Boxes: How to Scale Without Losing Trust
In my last newsletter, we talked about bags: those flexible, team-owned ways of working that don’t need to be standardized to be valuable. Bags are how your culture spreads. They’re light, local, and built to adapt.
But what about the things that shouldn’t adapt?
The shared foundations that must stay consistent across teams. Those belong in boxes.
Boxes are stable, solid, tested. They’re expensive to create and maintain. But if you’re scaling and still want teams to trust each other, you better have a few good boxes in place.
This newsletter is all about boxes - ready to jump inside?
Boxes Are More Than Rules - They’re Foundations
To understand boxes, let’s think of music for a moment.
Most musicians can jam together even if it’s their first time sharing a stage.
They have the same shared context, they know the scales and themes, they speak the same musical language without arguing about tempo or tuning. That’s the beauty of a shared structure: it gets out of the way. And what the audience hears is nothing but harmony.
Musical rules don’t limit creativity, they make it possible.
That’s exactly what boxes do in an organization: they give teams the shared language they need to move surely, together. They allow teams to work in harmony.
When a team hands off a specification, ships code, or kicks off an initiative using a box, you don’t need to double-check it or translate. You trust what you’re getting. You know what to do with it. No surprises, no sync meetings, no guess work.
That’s the whole point.
Boxes reduce the communication overhead of working together and they increase the trust of everyone involved. They let teams focus their conversations on what actually matters (the business!), not constant synchronization.

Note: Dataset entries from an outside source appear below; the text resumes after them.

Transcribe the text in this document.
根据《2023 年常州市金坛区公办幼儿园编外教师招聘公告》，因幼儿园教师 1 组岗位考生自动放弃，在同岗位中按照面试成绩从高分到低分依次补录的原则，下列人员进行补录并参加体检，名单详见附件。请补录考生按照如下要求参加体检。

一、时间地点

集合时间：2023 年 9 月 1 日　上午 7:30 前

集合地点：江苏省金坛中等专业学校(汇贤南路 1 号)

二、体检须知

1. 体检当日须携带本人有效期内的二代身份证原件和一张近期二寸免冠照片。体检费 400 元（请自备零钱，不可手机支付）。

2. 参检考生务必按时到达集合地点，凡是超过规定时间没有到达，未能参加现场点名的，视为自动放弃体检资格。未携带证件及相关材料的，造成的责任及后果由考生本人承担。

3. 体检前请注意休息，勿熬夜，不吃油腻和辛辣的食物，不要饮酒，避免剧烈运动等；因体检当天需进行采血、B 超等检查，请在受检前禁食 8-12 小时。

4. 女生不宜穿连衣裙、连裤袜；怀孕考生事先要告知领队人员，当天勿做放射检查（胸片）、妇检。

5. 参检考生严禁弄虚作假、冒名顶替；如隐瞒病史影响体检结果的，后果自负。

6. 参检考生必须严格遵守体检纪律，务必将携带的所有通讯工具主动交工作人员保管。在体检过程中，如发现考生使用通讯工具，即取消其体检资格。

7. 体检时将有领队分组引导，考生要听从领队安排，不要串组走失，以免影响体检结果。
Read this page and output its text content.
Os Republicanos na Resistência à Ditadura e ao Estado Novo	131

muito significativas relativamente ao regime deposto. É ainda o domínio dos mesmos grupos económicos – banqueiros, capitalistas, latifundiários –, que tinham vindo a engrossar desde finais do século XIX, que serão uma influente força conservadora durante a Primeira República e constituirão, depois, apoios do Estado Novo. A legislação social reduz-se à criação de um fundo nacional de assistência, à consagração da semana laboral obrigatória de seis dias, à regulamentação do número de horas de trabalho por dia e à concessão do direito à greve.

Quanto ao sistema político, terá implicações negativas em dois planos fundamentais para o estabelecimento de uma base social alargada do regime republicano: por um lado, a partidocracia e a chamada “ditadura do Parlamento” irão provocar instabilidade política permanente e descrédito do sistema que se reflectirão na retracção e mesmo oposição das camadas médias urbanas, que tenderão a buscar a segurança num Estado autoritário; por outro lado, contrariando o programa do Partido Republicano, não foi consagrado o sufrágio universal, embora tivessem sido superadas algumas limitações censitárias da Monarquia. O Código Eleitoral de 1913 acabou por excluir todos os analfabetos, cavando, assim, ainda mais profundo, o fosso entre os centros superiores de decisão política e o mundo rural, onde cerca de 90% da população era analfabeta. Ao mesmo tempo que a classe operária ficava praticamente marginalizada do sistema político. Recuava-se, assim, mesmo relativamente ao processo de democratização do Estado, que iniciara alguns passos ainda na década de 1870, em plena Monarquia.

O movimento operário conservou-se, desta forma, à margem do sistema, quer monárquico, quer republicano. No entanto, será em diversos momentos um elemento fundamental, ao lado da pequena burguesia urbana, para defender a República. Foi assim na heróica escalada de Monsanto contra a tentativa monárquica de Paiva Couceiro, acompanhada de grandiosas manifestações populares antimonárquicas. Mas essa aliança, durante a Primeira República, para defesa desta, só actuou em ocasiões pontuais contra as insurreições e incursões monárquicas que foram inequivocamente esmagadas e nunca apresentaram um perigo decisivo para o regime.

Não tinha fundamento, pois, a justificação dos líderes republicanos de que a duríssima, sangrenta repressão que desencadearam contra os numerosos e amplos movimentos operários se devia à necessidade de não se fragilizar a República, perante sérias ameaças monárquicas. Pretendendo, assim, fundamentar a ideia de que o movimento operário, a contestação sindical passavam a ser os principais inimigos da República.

That type of clarity is what prevents teams from becoming each other’s biggest blocker.
What’s In a Box?
Boxes are more than checklists or templates.
They are full-blown operating mechanisms that create reliability across the organization. Fantastic and useful, but they come with a catch: they’re expensive.
So when you build a box, you need commitment. Don’t make something mandatory unless leadership is 100% behind it. Not just with words, but with time, resources, and visible ownership.
To be worth the investment, a box must be:
Documented: Proper documentation includes examples, templates, support materials, and training if needed. If people can’t understand and use the box independently, it’s not ready yet.
Measured: Every box should exist for a reason. What outcome do you want to create? What do you want to protect? If you can’t answer those questions clearly, the box isn’t ready.
Maintained: The world changes fast, and your boxes need to evolve with it. So if your teams are ignoring a box, it’s not rebellion, it’s feedback. When a box’s health metric starts to dip, ask yourself whether the box itself needs reinvestment or replacement.
Here’s an example of how that looks like in practice:
Imagine your onboarding experience is all over the place. One team has a great setup, while another just adds new hires to Slack and gives them scattered information. So you build a company-wide Onboarding Box.
It includes a 30-day checklist, a Notion hub with tools and dashboards, and a buddy system. It also points newcomers to the core boxes they need to understand early.
Now, every new hire knows what other teams expect from them, regardless of the team they joined. They know where to find information, and how to navigate the company’s way of working.
Why is this a box? Because the outcome matters across the company. If a new hire doesn’t learn the collaboration rules quickly, they’ll slow others down, without even realizing it.
What do you measure? Buddy and team satisfaction. If onboarding is weak, teams will feel it first, as they’ll have to explain the same things over and over again.
What does it protect? The flow of existing mechanisms from being interrupted. And it protects new hires too by helping them integrate faster, with fewer missteps and less anxiety about how to contribute.
Who Builds Boxes? And How?
Creating boxes is leadership’s responsibility.
Individual contributors can (and should!) suggest ideas, but the decision to turn something into a box must be deliberate, top-down, and visibly owned by leadership.
Because a box doesn’t just standardize a way of working, it sends a message: "This is how we do it here." It also serves the purpose of creating trust in a few areas that matter the most.
If leadership doesn’t stand behind it, the whole thing collapses.
When introducing a Bags & Boxes approach in your organization, start with boxes that already matter to leadership. You’re not ignoring the teams, but you’re making sure the system gets the support it needs to function.
When prioritizing boxes, keep these two guidelines in mind:
Just because something is important, it doesn’t mean it should be a box. For example, retrospectives are important, but they definitely belong in a bag. Importance and standardization are two different things.
Create a box roadmap or a prioritized list. Teams should know what’s not a box today but might become one soon. In the meantime, they can do it their way, but they’ll need to align once the box goes live.
And while leadership is defining the first set of boxes, teams don’t have to sit around waiting. They can keep working with bags: experimenting, iterating, and improving the way they operate locally. That’s the beauty of the system: it’s not sequential, it’s parallel. Boxes hold the foundation steady. Bags keep things moving.
Boxes Scale While Bags Spread
If bags are how culture spreads, boxes are how scale stays sane.
They don’t contradict each other, they reinforce one another.
Bags let teams move fast. Boxes make sure they don’t break each other’s legs in the process.